Perhaps you found a name or event you were missing in one of the many rare record set transcriptions found in The Record. Maybe there's just a fascinating, quirky, esoteric article or piece of preserved history that you really connect with! 

Whatever your reason is, please let us know the title and a little bit about the article below - we hope to round up the answers and share them in some form on our website to celebrate this amazing publication. 

Submissions

We have already gotten a number of excellent submissions - read below for a list of favorite articles and each researcher's reasons.  

Two Early Dutch Family Bibles: Marten Roelofse Schenck (1661-1727) and Joris Rapalje (1732-1815)

Contributed by William N. Stryker. Published in vol. 147 (2016) - click here to read the article

I had recently joined NYG&B. There in the first issue I received was the transcription of a Bible belonging to the brother of my 7th great grandfather, Garret Roelofse Schenck (1671-1745). The transcription, illustrations, and information provided an immediacy to one of my earliest New Netherland ancestors. What an unexpected treasure. Thank you.

-Alice

A Loyalist "Journal"

Contributed by Carol [Mrs. C. Euguene] Lind. Published in vol. 105 and vol. 106 (1974, 1975) in four parts. Read part one, part two, part three, part four

I wanted to understand why there were so many Loyalists in the Hudson valley, but maybe these days it's a good source to explore the reasoning behind the beliefs of people who seem to be on opposing sides of an issue.

-Barb

The Duncanson Wives of Four New Netherland Settlers: Glen, Teller, Powell, and Loockermans

By Gordon L. Remington. Published in vol. 128 (1997) - click here to read the article

Thanks to information supplied in this article, it became the catalyst for research by Adrian Benjamin Burke, Anthony Hoskins, and two other financial supporters into the Livingston ancestry of the Duncanson sisters which culminated in the discovery of a descent from Scottish royalty - a relative rarity within the New Netherland community.

-John

Willem Adriaense Bennet and Some of his Descendants

Contributed by Wilson V. Ledley. Published in vol. 93, 94, 95, and 96 (1962 - 1964), in eight parts - click here to read part one

It provided comprehensive information on the origin of my family back to 1635.

-Bruce

The Parents of Elsje Jans, Wife of Conradus Ven der Beek

By Michael Rudy. Published in vol. 150 (2019) - click here to read the article

This and all the other ones that clear up mysteries and confusion with early settlers of New Netherland are my favorites. My maternal grandmother Elisabeth Oblenis Bogert (1906-1994) was almost entirely descended from these people, so I am always excited when I see the cover and there is this type of article.

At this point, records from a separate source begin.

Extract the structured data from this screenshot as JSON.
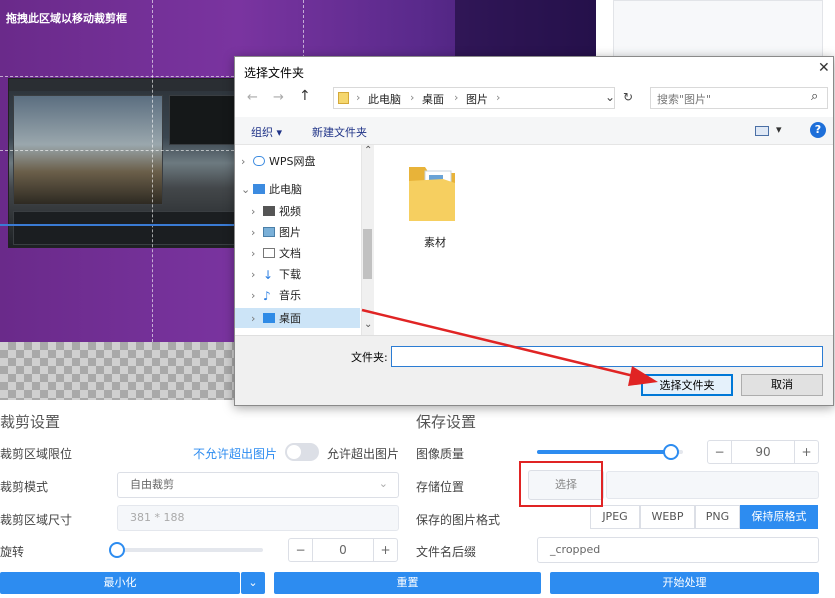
{
  "preview": {
    "drag_hint": "拖拽此区域以移动裁剪框"
  },
  "crop_settings": {
    "title": "裁剪设置",
    "limit_label": "裁剪区域限位",
    "limit_off": "不允许超出图片",
    "limit_on": "允许超出图片",
    "mode_label": "裁剪模式",
    "mode_value": "自由裁剪",
    "size_label": "裁剪区域尺寸",
    "size_value": "381 * 188",
    "rotate_label": "旋转",
    "rotate_value": "0",
    "rotate_minus": "−",
    "rotate_plus": "+"
  },
  "save_settings": {
    "title": "保存设置",
    "quality_label": "图像质量",
    "quality_value": "90",
    "quality_minus": "−",
    "quality_plus": "+",
    "location_label": "存储位置",
    "choose_button": "选择",
    "format_label": "保存的图片格式",
    "formats": [
      "JPEG",
      "WEBP",
      "PNG",
      "保持原格式"
    ],
    "suffix_label": "文件名后缀",
    "suffix_value": "_cropped",
    "quality_fraction": 0.92
  },
  "bottom_bar": {
    "minimize": "最小化",
    "dropdown": "⌄",
    "reset": "重置",
    "start": "开始处理"
  },
  "dialog": {
    "title": "选择文件夹",
    "close": "✕",
    "back": "←",
    "forward": "→",
    "up": "↑",
    "path": [
      "此电脑",
      "桌面",
      "图片"
    ],
    "path_sep": "›",
    "refresh": "↻",
    "dropdown": "⌄",
    "search_placeholder": "搜索\"图片\"",
    "search_icon": "⌕",
    "toolbar_organize": "组织",
    "toolbar_new_folder": "新建文件夹",
    "view_arrow": "▾",
    "help": "?",
    "tree": [
      {
        "label": "WPS网盘",
        "chev": "›"
      },
      {
        "label": "此电脑",
        "chev": "⌄"
      },
      {
        "label": "视频",
        "chev": "›"
      },
      {
        "label": "图片",
        "chev": "›"
      },
      {
        "label": "文档",
        "chev": "›"
      },
      {
        "label": "下载",
        "chev": "›"
      },
      {
        "label": "音乐",
        "chev": "›"
      },
      {
        "label": "桌面",
        "chev": "›"
      }
    ],
    "scroll_up": "⌃",
    "scroll_down": "⌄",
    "folder_item": "素材",
    "folder_label": "文件夹:",
    "folder_value": "",
    "select_button": "选择文件夹",
    "cancel_button": "取消"
  },
  "colors": {
    "accent": "#2d8cf0",
    "annotation": "#e02424"
  }
}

More often than not my Gramma is a descendant of the people discussed, and usually my tree has some corrections that need to be made!

-Jennifer

Early Generations of the Vanderveer Family

Contributed by Lester Dunbar Mapes. Published in vol. 38 (1937) - click here to read the article

A wealth of information on the family, and straightening out of previous misconceptions.

-Kristin

The Bengali and English Ancestry of New York City Immigrant Thomas Chapman (1777-1862)

Published in vol. 150 (2019) - click here to read the article

The author's use of historical context was impressive, telling the story of a man who immigrated from colonial India.